Besides cultivating the prized possessions of private collectors, Saunders says Marvel Studios cooperated with his request for artifacts for the exhibition. Marvel has loaned iconic props and production items from many of its box-office blockbusters as well as attire worn by Chadwick Boseman in 2018's Black Panther, Chris Evans in 2015's Captain America, Chris Hemsworth in 2013's Thor: The Dark World as well as the green costume from the recent Captain Marvel film.
Despite what Saunders calls the “big-bang spectacle” of Hollywood, one of the things that he finds himself always returning to are those wonderful pieces of original art. Saunders states, “because they are otherwise impossible to see and they are not in some archive in Los Angeles or New York, somewhere they are scattered around the country in these private hands.”
What else can you expect to see as you step into this arena of super heroes? Look for the classic Spider-Man animated cartoon series from the 1960s, complete with that catchy ear-worm theme song featured on display monitors with headphones alongside animation cells from the program. That is adjacent to original art from Steve Ditko, the first artist to work on the character. The Spidey-verse section of the exhibit is complete with the Tom Holland Spidey-suit from the most recent Spider-Man live-action flick.
“One of the most exciting things for me about this show,” states Saunders “is you can look at a piece of Bristol board with the original pencil and ink drawing of a character like Loki for example, we have the very first time Loki ever appeared in a Marvel comic, the original page by Jack Kirby and then in the case next to it is the helmet that Tom Hiddleston wears in The Avengers movie.” Saunders observes “you can actually see the movement from something in two-dimension on a comic book page turned into an object than an actor can actually wear and they're right next to each other. I don't think that has ever happened before,” Saunders adds.
Needless to say it was quite the task tracking down the 300 items for display in the show. Saunders says he was very excited to find Lou Ferrigno's green wig from The Incredible Hulk television show which aired from 1978-1982. It was the valuable treasure of a private collector in Los Angeles, who also had the prosthetic green nose and forehead piece. “They are very, very fragile,” Saunders remarked, adding that “in the end the collector felt that just moving them from his home to museums around the world” would compromise their delicate condition.

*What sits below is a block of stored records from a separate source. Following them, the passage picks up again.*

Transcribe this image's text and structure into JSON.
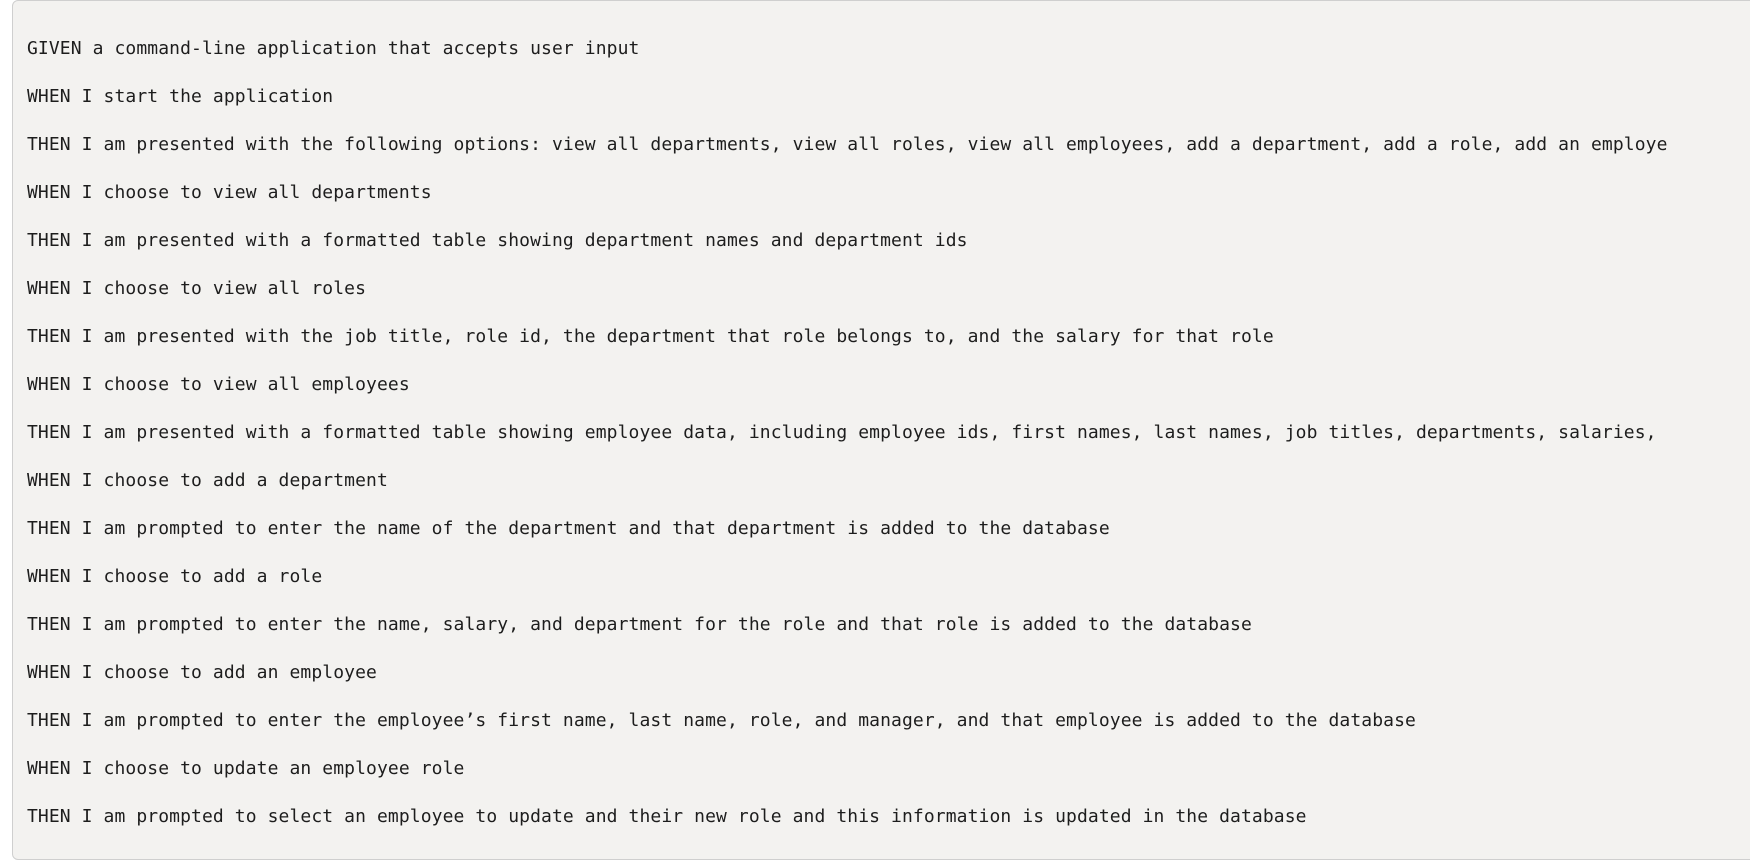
{
  "code_block": {
    "lines": [
      "GIVEN a command-line application that accepts user input",
      "WHEN I start the application",
      "THEN I am presented with the following options: view all departments, view all roles, view all employees, add a department, add a role, add an employe",
      "WHEN I choose to view all departments",
      "THEN I am presented with a formatted table showing department names and department ids",
      "WHEN I choose to view all roles",
      "THEN I am presented with the job title, role id, the department that role belongs to, and the salary for that role",
      "WHEN I choose to view all employees",
      "THEN I am presented with a formatted table showing employee data, including employee ids, first names, last names, job titles, departments, salaries,",
      "WHEN I choose to add a department",
      "THEN I am prompted to enter the name of the department and that department is added to the database",
      "WHEN I choose to add a role",
      "THEN I am prompted to enter the name, salary, and department for the role and that role is added to the database",
      "WHEN I choose to add an employee",
      "THEN I am prompted to enter the employee’s first name, last name, role, and manager, and that employee is added to the database",
      "WHEN I choose to update an employee role",
      "THEN I am prompted to select an employee to update and their new role and this information is updated in the database"
    ]
  }
}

The exhibit also allows you the chance to take a selfie with The Thing from The Fantastic Four, Spider-Man, The Hulk, Ms. Marvel and the Black Panther just to name a few of the characters that have stepped out of the comics and onto the exhibit floor.

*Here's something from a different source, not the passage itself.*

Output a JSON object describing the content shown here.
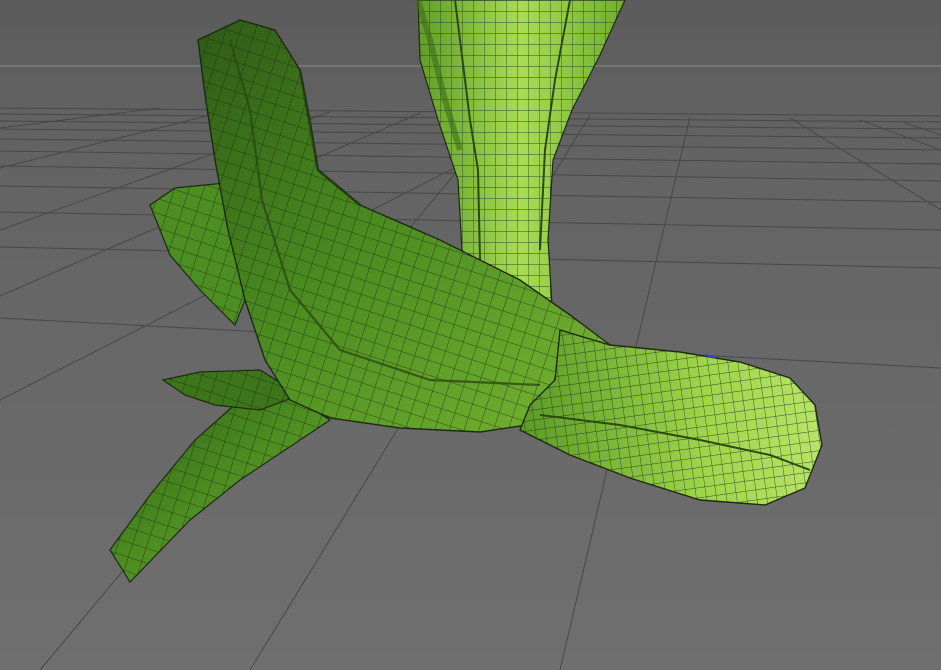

Whether you want to take a leisurely stroll through the show or make a few return trips, you will not be disappointed in what you will see but also what you will learn. While he did not get to see the museum show in Seattle before his death, Stan Lee did write the introduction to the extensive catalog for the display. Saunders believes it is the last thing Lee wrote for Marvel before his passing.
The Marvel: Universe of Super Heroes exhibit premiered in 2018 at the Museum of Popular Culture (MoPOP) in Seattle and runs through September 2nd at Philadelphia's Franklin Institute when as rumor has it the show will pack up and head to Dubai in the Middle East.